Falhas no reconhecimento de suspeitos mobilizam Justiça
Entidade trabalha na elaboração de diretrizes para nortear o reconhecimento; especialista defende mudanças
O Conselho
Nacional de Justiça (CNJ) criou um grupo de trabalho para regulamentar as
diretrizes e procedimentos para o reconhecimento pessoal em processos
criminais. A medida foi anunciada após a divulgação de pesquisas e de inúmeros
casos de condenações de inocentes por meio de reconhecimentos pessoais falhos. “O artigo 226 do Código de Processo
Penal (CPP) estabelece a forma como esse reconhecimento deve ser conduzido,
mas, em muitos casos, dá margem para que injustiças ocorram”,
afirma o advogado
criminalista Rafael Maluf.
Um estudo da
Defensoria Pública do Estado do Rio de Janeiro (DPRJ) feito em 10 estados
revelou que 60% dos casos de reconhecimento fotográfico equivocado resultaram
na decretação da prisão preventiva, que duraram em média 9 meses. Ainda segundo
o estudo, em 83% dos casos de reconhecimento equivocado, as pessoas apontadas
eram negras.
Em comunicado
no site do CNJ, o ministro do Superior Tribunal de Justiça (STJ), Rogerio
Schietti Machado Cruz, que coordenará o grupo de estudos, avalia que os
procedimentos descritos no CPP não são seguidos com rigor.
Segundo o CPP,
a testemunha deve, antes de tudo, fornecer as características da pessoa que
será reconhecida. “Só
depois a vítima ou testemunha deve ser conduzida ao local de reconhecimento
para apontar o suposto autor do crime. Além disso, as pessoas submetidas ao
reconhecimento devem ter características semelhantes”, completa
Rafael Maluf.
Ainda segundo
o artigo 226 do CPP, o reconhecimento deve ser feito sem que o suspeito veja a
testemunha se houver indicativos de que ela possa se sentir constrangida ou
ameaçada.
Diante dos
inúmeros casos de injustiças relatados na imprensa, criminalistas e entidades
que atuam na defesa de réus para reverter condenações injustas, como a ONG
Innocence Project Brasil, defendem mudanças na forma como esses reconhecimentos
são feitos hoje.
resultaram em decretação da prisão preventiva (Freepik)
Prova única
Na
avaliação do criminalista Rafael Maluf, além do descumprimento da metodologia
dos reconhecimentos, outro problema recorrente é a aplicação de condenações
baseadas exclusivamente em reconhecimento do autor. “Não é possível que uma prova isolada
dessa natureza seja suficiente para condenar o réu.
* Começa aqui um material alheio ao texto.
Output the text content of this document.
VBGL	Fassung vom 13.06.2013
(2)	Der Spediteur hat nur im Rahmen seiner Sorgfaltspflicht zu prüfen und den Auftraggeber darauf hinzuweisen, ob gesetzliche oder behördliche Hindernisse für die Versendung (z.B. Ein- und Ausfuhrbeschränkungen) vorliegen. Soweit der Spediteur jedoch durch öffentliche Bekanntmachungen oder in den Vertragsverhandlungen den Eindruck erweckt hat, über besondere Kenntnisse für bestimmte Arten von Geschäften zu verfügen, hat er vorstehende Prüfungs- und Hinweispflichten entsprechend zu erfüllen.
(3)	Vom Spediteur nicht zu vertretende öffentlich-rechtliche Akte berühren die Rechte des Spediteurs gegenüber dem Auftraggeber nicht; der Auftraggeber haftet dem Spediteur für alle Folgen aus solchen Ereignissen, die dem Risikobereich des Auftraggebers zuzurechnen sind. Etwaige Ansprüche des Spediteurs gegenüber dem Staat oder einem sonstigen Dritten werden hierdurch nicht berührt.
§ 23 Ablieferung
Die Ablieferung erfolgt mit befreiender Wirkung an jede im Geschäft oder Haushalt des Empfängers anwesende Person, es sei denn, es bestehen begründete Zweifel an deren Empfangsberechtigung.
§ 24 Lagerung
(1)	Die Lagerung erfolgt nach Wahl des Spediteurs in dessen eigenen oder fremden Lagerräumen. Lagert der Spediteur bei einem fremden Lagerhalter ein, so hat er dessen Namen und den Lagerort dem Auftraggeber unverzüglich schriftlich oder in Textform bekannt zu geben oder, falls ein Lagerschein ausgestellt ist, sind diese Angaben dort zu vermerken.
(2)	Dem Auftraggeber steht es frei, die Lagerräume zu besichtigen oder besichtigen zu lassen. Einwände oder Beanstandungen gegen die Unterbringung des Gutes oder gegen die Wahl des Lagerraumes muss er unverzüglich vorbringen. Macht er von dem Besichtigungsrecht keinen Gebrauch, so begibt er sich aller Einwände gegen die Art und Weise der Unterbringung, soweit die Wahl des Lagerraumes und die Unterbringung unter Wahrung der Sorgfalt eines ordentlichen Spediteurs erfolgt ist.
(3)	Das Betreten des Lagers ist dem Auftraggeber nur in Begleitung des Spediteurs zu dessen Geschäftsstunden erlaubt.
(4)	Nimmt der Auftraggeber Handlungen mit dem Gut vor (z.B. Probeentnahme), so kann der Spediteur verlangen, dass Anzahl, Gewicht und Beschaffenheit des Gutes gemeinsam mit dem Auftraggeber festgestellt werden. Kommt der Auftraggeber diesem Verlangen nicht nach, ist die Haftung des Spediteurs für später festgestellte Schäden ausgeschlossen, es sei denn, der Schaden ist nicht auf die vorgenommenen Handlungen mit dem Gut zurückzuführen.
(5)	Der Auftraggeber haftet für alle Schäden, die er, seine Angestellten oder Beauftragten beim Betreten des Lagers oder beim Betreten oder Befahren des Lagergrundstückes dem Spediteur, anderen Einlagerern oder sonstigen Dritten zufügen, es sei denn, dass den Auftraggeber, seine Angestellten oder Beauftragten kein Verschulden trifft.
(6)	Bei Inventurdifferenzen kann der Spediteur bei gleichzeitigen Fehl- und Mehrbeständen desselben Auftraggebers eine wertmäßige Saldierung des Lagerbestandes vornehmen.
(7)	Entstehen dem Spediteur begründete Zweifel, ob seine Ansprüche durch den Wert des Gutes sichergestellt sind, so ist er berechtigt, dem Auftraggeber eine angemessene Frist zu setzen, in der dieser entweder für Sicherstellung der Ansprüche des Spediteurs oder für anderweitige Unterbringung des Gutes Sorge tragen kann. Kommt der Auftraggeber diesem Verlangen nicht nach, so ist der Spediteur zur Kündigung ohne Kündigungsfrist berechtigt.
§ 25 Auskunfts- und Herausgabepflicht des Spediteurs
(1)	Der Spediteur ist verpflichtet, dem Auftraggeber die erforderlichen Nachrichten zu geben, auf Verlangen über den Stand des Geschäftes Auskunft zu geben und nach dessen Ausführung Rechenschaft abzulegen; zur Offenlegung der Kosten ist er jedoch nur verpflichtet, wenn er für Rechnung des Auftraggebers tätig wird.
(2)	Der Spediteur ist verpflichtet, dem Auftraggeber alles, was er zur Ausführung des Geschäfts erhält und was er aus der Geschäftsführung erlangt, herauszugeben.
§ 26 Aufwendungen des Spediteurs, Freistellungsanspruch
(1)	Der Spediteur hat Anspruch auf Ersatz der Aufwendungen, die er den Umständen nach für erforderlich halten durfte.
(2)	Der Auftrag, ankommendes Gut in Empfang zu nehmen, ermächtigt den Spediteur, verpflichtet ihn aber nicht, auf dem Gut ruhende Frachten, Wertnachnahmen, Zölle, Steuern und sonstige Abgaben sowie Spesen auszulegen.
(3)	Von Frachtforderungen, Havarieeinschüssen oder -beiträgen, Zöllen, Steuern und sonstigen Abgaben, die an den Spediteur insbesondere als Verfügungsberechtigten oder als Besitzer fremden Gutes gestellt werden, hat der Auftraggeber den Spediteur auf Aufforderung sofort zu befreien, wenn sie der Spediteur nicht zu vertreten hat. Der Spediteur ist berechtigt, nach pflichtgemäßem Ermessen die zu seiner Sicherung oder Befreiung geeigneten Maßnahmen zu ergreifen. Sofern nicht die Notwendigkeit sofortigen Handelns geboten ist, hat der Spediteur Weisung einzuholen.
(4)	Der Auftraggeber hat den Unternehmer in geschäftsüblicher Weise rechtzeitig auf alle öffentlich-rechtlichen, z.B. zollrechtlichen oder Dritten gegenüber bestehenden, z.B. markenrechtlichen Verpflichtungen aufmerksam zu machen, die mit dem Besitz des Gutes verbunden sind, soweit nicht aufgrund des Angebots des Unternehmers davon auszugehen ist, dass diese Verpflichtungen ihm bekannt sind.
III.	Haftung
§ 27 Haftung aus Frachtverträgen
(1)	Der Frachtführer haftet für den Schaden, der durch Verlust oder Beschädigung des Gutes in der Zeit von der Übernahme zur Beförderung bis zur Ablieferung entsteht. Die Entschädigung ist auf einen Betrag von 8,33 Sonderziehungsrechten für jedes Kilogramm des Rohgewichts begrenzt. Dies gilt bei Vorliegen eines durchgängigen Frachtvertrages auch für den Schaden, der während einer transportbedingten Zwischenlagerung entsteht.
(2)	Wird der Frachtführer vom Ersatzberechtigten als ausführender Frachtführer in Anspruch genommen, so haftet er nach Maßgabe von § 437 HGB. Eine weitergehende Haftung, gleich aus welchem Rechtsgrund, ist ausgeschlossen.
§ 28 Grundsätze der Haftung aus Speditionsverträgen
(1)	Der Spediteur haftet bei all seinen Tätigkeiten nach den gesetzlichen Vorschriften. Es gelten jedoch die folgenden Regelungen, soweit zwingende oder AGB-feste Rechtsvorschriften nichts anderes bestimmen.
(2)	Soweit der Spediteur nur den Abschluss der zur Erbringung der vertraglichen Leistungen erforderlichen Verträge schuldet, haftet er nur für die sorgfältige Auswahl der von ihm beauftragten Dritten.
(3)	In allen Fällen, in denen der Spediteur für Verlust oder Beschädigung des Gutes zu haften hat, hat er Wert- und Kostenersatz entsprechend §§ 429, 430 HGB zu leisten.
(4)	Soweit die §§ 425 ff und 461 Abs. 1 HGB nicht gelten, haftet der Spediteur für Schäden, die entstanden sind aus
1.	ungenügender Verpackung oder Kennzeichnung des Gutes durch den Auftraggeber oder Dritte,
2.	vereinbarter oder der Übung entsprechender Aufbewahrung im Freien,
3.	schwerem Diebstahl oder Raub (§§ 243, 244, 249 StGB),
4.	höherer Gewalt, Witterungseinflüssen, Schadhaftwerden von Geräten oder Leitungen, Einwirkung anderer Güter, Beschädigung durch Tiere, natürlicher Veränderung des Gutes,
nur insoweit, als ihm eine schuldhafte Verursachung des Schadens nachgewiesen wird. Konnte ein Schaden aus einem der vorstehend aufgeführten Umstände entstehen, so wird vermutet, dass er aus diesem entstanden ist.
Quando se tem apenas o
reconhecimento, e quando observamos que não há cumprimento do CPP quanto à
metodologia do processo, o que temos é uma probabilidade muito grande de que o
judiciário cometa injustiças, condenando um inocente e, consequentemente,
gerando impunidade ao real autor do delito”, completa.
Em maio, o STJ
decidiu que o reconhecimento fotográfico ou presencial feito sem a observância
do artigo 226 não é evidência segura da autoria de um crime. Na ocasião, o
ministro Reynaldo Soares da Fonseca, afirmou que o reconhecimento fotográfico é
uma prova inicial a ser ratificada pelo reconhecimento presencial e, ainda
assim, não pode servir como única prova da autoria de um crime.
Reformulação CPP
Além desse
grupo de estudos do CNJ, mudanças no reconhecimento também são discutidas na
Câmara dos Deputados, que debate uma série de alterações no CPP.
Entre as
propostas estudadas está a de fazer perguntas para a testemunha ou vítima sobre
a distância do suspeito e tempo que visualizou o rosto. Além disso, foi
discutida a possibilidade de informar a testemunha que nenhum dos suspeitos
apresentados pode ser, de fato, o criminoso.